〇磯部 泰徳1、テイ カーニン2、竹田 謙一2 (1.ソニー R&Dセ、2.信州大農)

【目的】家畜の行動センシングには省電力で長時間稼働できるデバイスが必要である。本研究は、深層学習を用いて低消費電力のマイコン上で動作するヒツジ用の行動推定アルゴリズムを開発し、入力データ長(ts)とサンプリング周波数(fs)が推定精度に及ぼす影響を調べた。
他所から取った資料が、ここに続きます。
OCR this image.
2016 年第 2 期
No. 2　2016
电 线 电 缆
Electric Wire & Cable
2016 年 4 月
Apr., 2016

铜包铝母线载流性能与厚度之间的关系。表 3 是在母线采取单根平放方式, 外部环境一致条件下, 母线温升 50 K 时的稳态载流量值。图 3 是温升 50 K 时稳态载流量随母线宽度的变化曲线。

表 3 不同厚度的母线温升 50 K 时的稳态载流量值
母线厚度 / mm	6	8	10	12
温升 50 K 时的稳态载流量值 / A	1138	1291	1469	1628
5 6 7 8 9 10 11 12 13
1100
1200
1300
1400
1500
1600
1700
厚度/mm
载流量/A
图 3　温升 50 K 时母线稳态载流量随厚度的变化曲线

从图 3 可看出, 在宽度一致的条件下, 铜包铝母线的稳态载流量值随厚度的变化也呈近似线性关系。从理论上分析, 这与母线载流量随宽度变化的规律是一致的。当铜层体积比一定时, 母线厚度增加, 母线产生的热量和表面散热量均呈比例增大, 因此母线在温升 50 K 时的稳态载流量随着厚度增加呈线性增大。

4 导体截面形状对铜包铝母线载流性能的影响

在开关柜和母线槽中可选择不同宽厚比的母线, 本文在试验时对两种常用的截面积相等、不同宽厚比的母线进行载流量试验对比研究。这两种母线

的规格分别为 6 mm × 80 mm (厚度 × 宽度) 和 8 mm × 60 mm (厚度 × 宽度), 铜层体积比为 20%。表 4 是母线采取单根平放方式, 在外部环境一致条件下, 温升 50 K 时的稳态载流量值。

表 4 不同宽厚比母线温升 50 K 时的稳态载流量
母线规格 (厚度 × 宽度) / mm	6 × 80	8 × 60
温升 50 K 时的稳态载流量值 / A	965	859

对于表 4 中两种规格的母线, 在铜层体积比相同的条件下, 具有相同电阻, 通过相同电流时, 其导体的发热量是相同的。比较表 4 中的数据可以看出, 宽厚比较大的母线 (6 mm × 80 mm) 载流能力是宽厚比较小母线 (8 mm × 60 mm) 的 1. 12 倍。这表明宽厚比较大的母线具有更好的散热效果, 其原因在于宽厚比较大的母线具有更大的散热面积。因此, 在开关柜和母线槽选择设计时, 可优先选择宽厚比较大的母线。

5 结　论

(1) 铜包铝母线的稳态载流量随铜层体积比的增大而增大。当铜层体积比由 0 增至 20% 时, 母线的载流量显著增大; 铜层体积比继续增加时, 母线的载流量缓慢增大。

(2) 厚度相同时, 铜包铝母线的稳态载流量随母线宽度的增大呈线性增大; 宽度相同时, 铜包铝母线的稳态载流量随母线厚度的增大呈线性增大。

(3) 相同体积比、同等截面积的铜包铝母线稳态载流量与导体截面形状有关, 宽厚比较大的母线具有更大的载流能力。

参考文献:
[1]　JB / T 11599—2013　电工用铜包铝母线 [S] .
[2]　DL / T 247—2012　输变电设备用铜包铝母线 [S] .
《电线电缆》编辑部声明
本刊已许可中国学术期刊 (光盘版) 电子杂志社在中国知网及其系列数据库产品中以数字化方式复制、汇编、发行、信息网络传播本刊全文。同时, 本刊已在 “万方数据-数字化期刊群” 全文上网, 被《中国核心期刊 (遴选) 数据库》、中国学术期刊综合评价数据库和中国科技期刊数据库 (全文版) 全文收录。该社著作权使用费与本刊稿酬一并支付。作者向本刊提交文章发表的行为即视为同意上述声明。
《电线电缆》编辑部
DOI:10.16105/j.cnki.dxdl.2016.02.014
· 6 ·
【方法】成雌ヒツジ4頭を供試した。供試ヒツジに首輪型の加速度センサを取り付け、平坦な草地に放牧した。加速度センサのfsは128Hz(128回/秒)に設定し、供試ヒツジの4つの行動(休息、反芻、採食、歩行)に伴う加速度を記録した。加速度センサの記録と同時に放牧エリアに設置したビデオカメラで供試ヒツジの行動を連続記録した。放牧終了後に録画データを再生し、得られた加速度データに対する供試ヒツジの行動を紐づけした。紐づけしたデータを6段階(ts:1秒, 3秒,5秒, 7秒, 10秒, 15秒)で切り出し、さらにそれぞれを5段階のfs(128Hzと間引き処理した64Hz, 32Hz, 16Hz, 8Hz)で抽出した。抽出後の各データを行動推定アルゴリズムで機械学習させ、4種類の行動の推定精度を算出した。
【結果】fsは8Hzの場合のみ顕著に精度が低下したが、16Hz以上では大きな変化は見られなかった。tsは3秒以下では精度が低下したが、5秒以上では大きな変化は見られなかった。ts:10秒、fs:16Hzで約95%の精度が得られた。